Start early, six months or a year before you need to apply. Think first about your child’s needs and what matters most to you about a school.
Ask around. Other parents’ views and experiences are valuable. But remember that reputations can soon get out of date and what suits someone else’s child may not suit yours.
Collect information. The Local Offer is a good place to start and you should ask for your school’s prospectus or visit their website. You can look at each school’s OFSTED inspection report (ask the school or use the website www.ofsted.gov.uk). Don’t just judge a school by its league table position or building. Smart buildings don’t guarantee good teaching and schools lower down the league tables may be skilled at managing behaviour and a range of special educational needs.
Arrange to visit your shortlist of schools. You may need to visit twice; once for a general look and a second time to meet the head teacher or special educational needs co-ordinator (SENCO) to talk about your child’s particular needs and how the school can meet them. You’ll need to think about whether to take your child with you. It is useful to take another adult with you too as you won’t remember everything. Many schools now offer a virtual tour. Watching a video will give you a lot of useful information and is helpful if you are unable to travel to the school but you may still wish to visit in person.
Use your eyes and ears as you walk round. Does the school feel welcoming? Do the children seem cheerful, busy and interested? And do the staff? Think about how noisy, crowded, orderly or lively it seems and what this would mean for your child. Are you encouraged to see the whole school? Check the classrooms and think about how they are organised. Is the school well supplied with resources and equipment? Look at the notice boards. Is work by children of all abilities on display? Make sure you get a look at the playground during a break time. Try to observe how the staff speak to the children. What is the head teacher like? He or she is crucial to how the school runs and how happy and supported both pupils and staff feel.
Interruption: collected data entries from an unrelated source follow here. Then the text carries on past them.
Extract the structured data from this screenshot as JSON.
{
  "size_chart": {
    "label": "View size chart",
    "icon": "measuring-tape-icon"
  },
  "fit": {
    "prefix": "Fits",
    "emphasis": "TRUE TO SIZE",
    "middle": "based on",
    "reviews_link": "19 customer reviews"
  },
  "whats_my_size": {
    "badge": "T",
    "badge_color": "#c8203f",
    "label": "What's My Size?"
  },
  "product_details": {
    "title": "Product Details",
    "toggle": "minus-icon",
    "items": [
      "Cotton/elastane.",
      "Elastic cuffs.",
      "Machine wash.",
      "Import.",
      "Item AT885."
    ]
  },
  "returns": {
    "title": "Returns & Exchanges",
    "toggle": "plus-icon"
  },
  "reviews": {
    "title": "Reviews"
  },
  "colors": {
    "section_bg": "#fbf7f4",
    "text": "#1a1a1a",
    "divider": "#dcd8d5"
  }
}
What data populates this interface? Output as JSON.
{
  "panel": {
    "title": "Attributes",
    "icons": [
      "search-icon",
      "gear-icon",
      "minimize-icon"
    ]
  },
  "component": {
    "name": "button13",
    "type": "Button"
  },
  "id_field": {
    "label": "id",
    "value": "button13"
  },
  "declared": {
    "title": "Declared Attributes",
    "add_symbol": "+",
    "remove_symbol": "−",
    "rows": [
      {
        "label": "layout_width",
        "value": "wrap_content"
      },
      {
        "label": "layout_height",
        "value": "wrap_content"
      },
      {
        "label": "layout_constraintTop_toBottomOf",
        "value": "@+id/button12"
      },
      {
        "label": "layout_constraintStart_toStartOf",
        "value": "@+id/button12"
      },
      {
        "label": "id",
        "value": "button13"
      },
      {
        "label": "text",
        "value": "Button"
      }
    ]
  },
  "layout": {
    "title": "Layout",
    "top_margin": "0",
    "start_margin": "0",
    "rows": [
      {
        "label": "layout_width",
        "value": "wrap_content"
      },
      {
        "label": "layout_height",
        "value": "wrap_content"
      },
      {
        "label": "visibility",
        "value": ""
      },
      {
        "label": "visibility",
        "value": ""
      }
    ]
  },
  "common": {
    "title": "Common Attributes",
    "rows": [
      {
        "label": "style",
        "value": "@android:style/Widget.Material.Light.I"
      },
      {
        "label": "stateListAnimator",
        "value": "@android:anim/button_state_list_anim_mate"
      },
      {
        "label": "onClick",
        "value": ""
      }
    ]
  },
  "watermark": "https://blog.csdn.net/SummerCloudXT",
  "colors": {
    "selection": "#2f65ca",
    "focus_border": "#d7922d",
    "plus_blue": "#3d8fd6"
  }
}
Look out for the things that matter to you and your child whether that’s lots of computers, great football coaching or an emphasis on giving pupils real responsibility.
Possible questions to ask during the visit:
How does school define inclusion?
How does the SEND department operate?
When/how are pupils offered additional support?
Who is responsible for upholding EHC (Education Health & Care) plans?
What is the general structure and timetable for the school day?
How many children would be in your child’s class?
How many members of staff (i.e. teachers learning support assistants) would be in your child’s class?
What is the staff’s experience and understanding of my child’s needs?
Has the school had a child before with my child’s needs?
Do any of the staff have specialist training?
What strategies and resources would be used to help my child?
Where would the school turn to for specialist advice and support?
How do they deal with difficult behaviour and what sanctions are used?
How does pastoral care operate in school?
How would they support my child outside lesson time?
What support is there for homework?
How do they help children mix and make friends?
How do they deal with bullying?
How would they meet my child’s medical or personal care needs?
How do they consult and communicate with parents?
What out of school activities are there and can all children take part?
What arrangements are there for parents to get involved with the school?
What support is in place for year 6 transition to secondary school?
If it is a special school or unit you might also ask:
What range of disability does the school cater for?
What therapies are available?
What subjects will my child be able to study?
Would they get some qualifications?
Will they get help with personal and life skills?
What inclusion experiences does the school offer?
Is there an appropriate group of children in the school for my child to learn with and find friends?
After the visit, take time to reflect. Try to imagine your child in that school. Does that feel OK? Trust your instincts on this. Discuss your thoughts and feelings with someone you trust. Did you feel welcome at the school? Did the school answer all of your questions?
You may want to think about your ideal choice and a ‘fall back’ position that you are still happy to accept.
What if you don’t get offered the school you want? If you are really unhappy, you can try an appeal. If you applied through the normal admissions process, you appeal to the local admissions panel. If your child has an EHC plan and you disagree with the school named in the final plan, you can appeal to the SEN Tribunal.